Recognizing the need for a linear expression of our variables, we then moved to linear regression. There were two categorical variables that needed to be expressed numerically — weekday and month. We initially tried fitting a regression without this information, but, as expected, trip counts varied in relation to certain months and weekdays. For weekdays, Fridays and Saturdays were associated with higher numbers of trips, while for months, February and March were the peaks. Even without these encoded variables, our linear regression model was already showing a considerable improvement of fit and predictions than any previously discussed model. Our final largest drop in error occurred when we recognized the importance of time in our model. By shifting the trip count data back by one day — where we know the previous day’s number of trips, we significantly improved our performance. The final minimum MSEs for each model are listed in the table below for comparison.

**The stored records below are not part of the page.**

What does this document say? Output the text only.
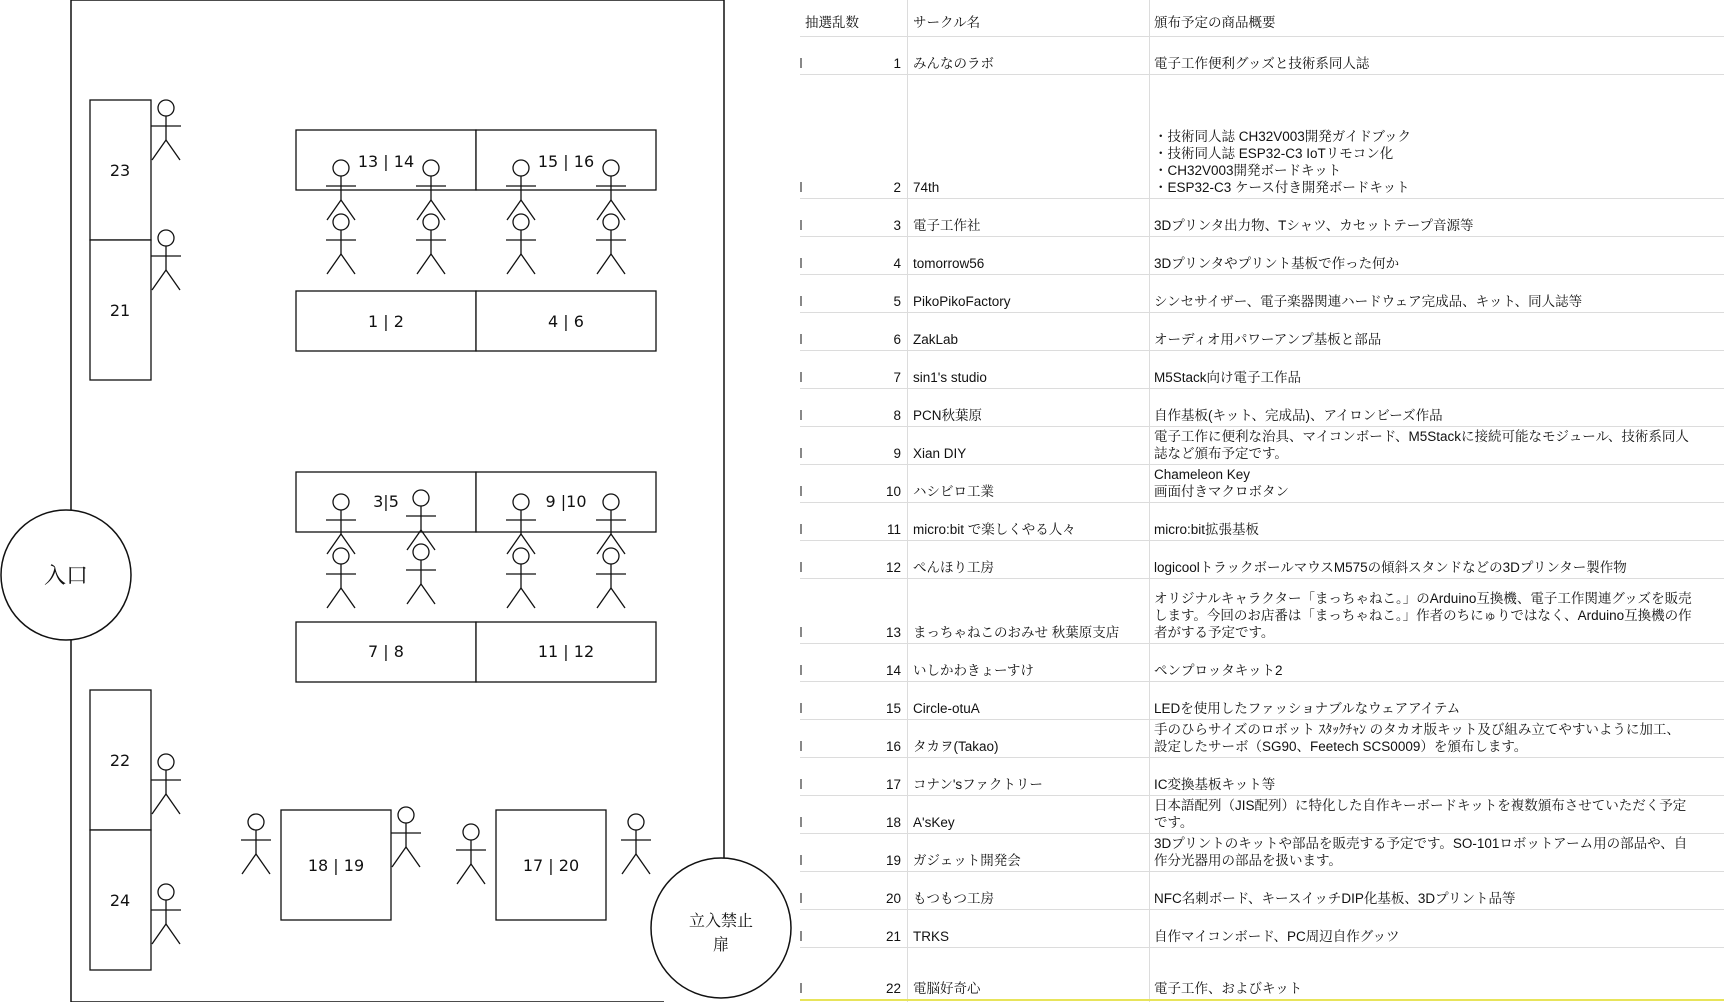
入口
立入禁止
扉
13 | 14	15 | 16
1 | 2	4 | 6
3|5	9 |10
7 | 8	11 | 12
23
21
22
24
18 | 19	17 | 20
抽選乱数	サークル名	頒布予定の商品概要
1 みんなのラボ	電子工作便利グッズと技術系同人誌
2 74th
・技術同人誌 CH32V003開発ガイドブック
・技術同人誌 ESP32-C3 IoTリモコン化
・CH32V003開発ボードキット
・ESP32-C3 ケース付き開発ボードキット
3 電子工作社	3Dプリンタ出力物、Tシャツ、カセットテープ音源等
4 tomorrow56	3Dプリンタやプリント基板で作った何か
5 PikoPikoFactory	シンセサイザー、電子楽器関連ハードウェア完成品、キット、同人誌等
6 ZakLab	オーディオ用パワーアンプ基板と部品
7 sin1's studio	M5Stack向け電子工作品
8 PCN秋葉原	自作基板(キット、完成品)、アイロンビーズ作品
9 Xian DIY
電子工作に便利な治具、マイコンボード、M5Stackに接続可能なモジュール、技術系同人
誌など頒布予定です。
10 ハシビロ工業
Chameleon Key
画面付きマクロボタン
11 micro:bit で楽しくやる人々	micro:bit拡張基板
12 ぺんほり工房	logicoolトラックボールマウスM575の傾斜スタンドなどの3Dプリンター製作物
13 まっちゃねこのおみせ 秋葉原支店
オリジナルキャラクター「まっちゃねこ。」のArduino互換機、電子工作関連グッズを販売
します。今回のお店番は「まっちゃねこ。」作者のちにゅりではなく、Arduino互換機の作
者がする予定です。
14 いしかわきょーすけ	ペンプロッタキット2
15 Circle-otuA	LEDを使用したファッショナブルなウェアアイテム
16 タカヲ(Takao)
手のひらサイズのロボット ｽﾀｯｸﾁｬﾝ のタカオ版キット及び組み立てやすいように加工、
設定したサーボ（SG90、Feetech SCS0009）を頒布します。
17 コナン'sファクトリー	IC変換基板キット等
18 A'sKey
日本語配列（JIS配列）に特化した自作キーボードキットを複数頒布させていただく予定
です。
19 ガジェット開発会
3Dプリントのキットや部品を販売する予定です。SO-101ロボットアーム用の部品や、自
作分光器用の部品を扱います。
20 もつもつ工房	NFC名刺ボード、キースイッチDIP化基板、3Dプリント品等
21 TRKS	自作マイコンボード、PC周辺自作グッツ
22 電脳好奇心	電子工作、およびキット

Even implementing L1 regularization before and after, we saw an improvement in model performance when all weather data was excluded. Including weather data allowed the model to fit training data better, yet impaired its ability to generalize to test data. When weather data was excluded, we saw an improved balance between training and testing errors. We tested inclusion of individual weather features after realizing this, but none significantly improved the model at all. For example, the average daily temperature showed a fair correlation with the number of trips during data exploration, yet barely at all influenced the model’s testing or training performance when included with other variables previously discussed — like weekdays, months, and the previous day’s trip counts. We believed that the previous day’s trip count may be already capturing the influence of weather trends already, yet fitting with the weather data and excluding the previous day’s trip count showed a sharp decline in model accuracy.
With this project, we set out to bring together two datasets — the mobility dataset and daily weather data in Austin — in order to find out if we could build a predictive model for the number of trips in a day based on the day’s weather data and daily mobility data. To do so, we built out 3 main pipelines: the data preprocessing, visualization, and modeling pipelines. In terms of modeling, we found simple linear regressions to have the best performance, likely due to some underlying linear relationship in the data. We were able to attain relatively accurate models with feature engineering, feature selection, and some hyperparameter tuning.
Based on our discoveries through our exploration and modeling of this data, we concluded that the number of trips taken per day is something that can be modeled with a fair accuracy. Having such a model would allow scooter companies to predict demand for their product and move scooters more procedurally to maximize profit and minimize the amount of idle scooters. In addition to our basic mobility and weather dataset, we would be able to continue to supplement our data with holiday and event data in addition to weather data which would likely further increase the predictability and consequently the usefulness of our model.